IL-6 and its receptor interact to form a complex consisting of two IL-6 molecules plus two IL-6 receptor proteins and two gp130 proteins. The dimerized gp130 then transduces the signals. It is worth noting that the soluble IL-6 receptor also exhibits an agonistic effect in complex with IL-6 and can couple with the gp130 to effect transduction.

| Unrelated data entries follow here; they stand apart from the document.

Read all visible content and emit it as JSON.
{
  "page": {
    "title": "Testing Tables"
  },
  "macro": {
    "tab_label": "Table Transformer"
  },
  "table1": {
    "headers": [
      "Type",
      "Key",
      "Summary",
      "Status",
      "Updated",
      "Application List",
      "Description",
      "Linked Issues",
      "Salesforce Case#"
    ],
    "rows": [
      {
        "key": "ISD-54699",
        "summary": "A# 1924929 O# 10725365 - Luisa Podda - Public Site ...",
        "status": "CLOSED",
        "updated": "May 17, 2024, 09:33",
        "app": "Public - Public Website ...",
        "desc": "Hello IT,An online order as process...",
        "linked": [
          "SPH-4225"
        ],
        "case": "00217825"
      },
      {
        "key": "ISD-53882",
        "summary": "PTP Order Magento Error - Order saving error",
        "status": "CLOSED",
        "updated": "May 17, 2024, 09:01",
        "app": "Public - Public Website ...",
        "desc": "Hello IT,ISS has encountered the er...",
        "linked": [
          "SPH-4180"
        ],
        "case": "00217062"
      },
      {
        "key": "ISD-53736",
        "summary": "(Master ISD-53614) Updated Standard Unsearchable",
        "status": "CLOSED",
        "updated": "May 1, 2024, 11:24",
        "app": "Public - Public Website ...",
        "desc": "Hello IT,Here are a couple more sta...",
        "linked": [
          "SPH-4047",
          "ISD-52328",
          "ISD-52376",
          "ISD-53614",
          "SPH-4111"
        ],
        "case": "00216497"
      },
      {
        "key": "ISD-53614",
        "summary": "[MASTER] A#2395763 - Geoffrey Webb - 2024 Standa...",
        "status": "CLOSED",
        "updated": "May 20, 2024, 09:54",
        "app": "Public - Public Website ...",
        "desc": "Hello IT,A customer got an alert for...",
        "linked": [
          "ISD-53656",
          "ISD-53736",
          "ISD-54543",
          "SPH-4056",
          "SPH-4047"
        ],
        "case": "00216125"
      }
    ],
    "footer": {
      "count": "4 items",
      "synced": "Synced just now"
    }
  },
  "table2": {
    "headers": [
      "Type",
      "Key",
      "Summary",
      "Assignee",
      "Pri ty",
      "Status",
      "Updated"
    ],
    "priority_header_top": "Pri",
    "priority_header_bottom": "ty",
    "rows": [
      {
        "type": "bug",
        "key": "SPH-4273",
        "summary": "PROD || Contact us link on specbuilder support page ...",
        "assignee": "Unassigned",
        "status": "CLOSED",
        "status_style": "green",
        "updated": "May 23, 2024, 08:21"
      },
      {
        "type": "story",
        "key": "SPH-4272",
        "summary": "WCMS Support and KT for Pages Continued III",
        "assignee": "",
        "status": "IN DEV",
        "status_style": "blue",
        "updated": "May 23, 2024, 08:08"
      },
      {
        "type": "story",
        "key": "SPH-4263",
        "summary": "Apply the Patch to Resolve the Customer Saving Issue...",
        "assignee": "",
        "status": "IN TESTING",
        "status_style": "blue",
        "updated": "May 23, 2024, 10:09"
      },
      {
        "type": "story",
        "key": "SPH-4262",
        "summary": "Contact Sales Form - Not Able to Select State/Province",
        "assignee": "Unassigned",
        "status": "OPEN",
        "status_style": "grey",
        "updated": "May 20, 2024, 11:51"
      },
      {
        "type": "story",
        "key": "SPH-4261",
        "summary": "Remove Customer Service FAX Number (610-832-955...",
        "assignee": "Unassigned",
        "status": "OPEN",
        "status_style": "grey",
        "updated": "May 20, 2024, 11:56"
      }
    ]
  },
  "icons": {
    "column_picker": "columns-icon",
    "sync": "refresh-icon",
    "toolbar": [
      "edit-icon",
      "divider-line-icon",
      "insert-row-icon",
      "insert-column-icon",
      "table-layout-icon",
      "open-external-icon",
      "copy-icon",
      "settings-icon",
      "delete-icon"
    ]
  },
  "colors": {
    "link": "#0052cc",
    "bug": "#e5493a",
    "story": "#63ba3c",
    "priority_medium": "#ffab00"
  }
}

One of the difficulties in understanding the mechanism of action of gp130 arises from the fact that it does not possess a specific catalytic domain. This issue was resolved with the discovery of the Janus activated kinase (JAK)-signal transducer and activator of transcription (STAT) pathway; these catalytic molecules associate with the cytokine receptors . The signaling has now been completely elucidated. Activation of gp130 leads to the activation of the intracytoplasmic JAK tyrosine kinases (Janus family tyrosine kinases). Within minutes of IL-6 stimulation, these kinases cause induction of tyrosine phosphorylation and recruitment of STAT3, which dimerizes and is translocated to the nucleus and leads to gene expression.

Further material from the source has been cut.